Opportunistic Channel Selection by Cognitive Wireless Nodes Under Imperfect Observations and Limited Memory: A Repeated Game Model

We study the problem of how autonomous cognitive nodes (CNs) can arrive at an efficient and fair opportunistic channel access policy in scenarios where channels may be non-homogeneous in terms of primary user (PU) occupancy. In our model, a CN that is able to adapt to the environment is limited in two ways. First, CNs have imperfect observations (such as due to sensing and channel errors) of their environment. Second, CNs have imperfect memory due to limitations in computational capabilities. For efficient opportunistic channel access, we propose a simple adaptive win-shift lose-randomize (WSLR) strategy that can be executed by a twostate machine (automaton).
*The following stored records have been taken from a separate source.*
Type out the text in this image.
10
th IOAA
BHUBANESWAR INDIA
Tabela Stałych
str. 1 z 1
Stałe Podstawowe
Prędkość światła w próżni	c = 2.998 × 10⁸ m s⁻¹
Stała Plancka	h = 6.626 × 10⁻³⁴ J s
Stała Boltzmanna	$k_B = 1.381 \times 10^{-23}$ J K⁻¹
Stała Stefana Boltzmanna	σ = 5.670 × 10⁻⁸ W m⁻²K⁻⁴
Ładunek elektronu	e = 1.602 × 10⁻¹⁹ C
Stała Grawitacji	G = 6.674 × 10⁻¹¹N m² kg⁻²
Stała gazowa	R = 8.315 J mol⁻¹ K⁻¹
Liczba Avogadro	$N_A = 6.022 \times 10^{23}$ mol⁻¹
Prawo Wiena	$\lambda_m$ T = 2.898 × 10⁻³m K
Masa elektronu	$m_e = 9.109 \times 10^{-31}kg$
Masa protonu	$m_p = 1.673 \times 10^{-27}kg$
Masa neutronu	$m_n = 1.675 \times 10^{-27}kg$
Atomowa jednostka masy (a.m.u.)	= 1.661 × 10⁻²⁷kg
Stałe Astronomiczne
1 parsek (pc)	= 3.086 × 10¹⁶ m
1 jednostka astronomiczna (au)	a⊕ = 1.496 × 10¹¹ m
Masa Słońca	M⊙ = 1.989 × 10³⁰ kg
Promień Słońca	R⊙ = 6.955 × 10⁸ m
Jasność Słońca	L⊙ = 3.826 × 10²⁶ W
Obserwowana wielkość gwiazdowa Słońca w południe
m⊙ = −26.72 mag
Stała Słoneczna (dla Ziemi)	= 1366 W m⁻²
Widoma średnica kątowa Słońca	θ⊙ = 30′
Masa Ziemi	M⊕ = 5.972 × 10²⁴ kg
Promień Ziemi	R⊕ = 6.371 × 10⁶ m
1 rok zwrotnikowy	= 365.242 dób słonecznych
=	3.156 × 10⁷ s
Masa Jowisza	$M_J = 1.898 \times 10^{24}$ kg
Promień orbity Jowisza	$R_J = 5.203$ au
Using the framework of repeated games (with imperfect observations and limited memory), we show that the proposed strategy enables the CNs (without any explicit coordination) to reach an outcome that: 1) maximizes the total network payoff and also ensures fairness among the CNs; 2) reduces the likelihood of collisions among CNs; and 3) requires a small number of sensing steps (attempts) to find a channel free of PU activity. We compare the performance of the proposed autonomous strategy with a centralized strategy and also test it with real spectrum data collected at RWTH Aachen.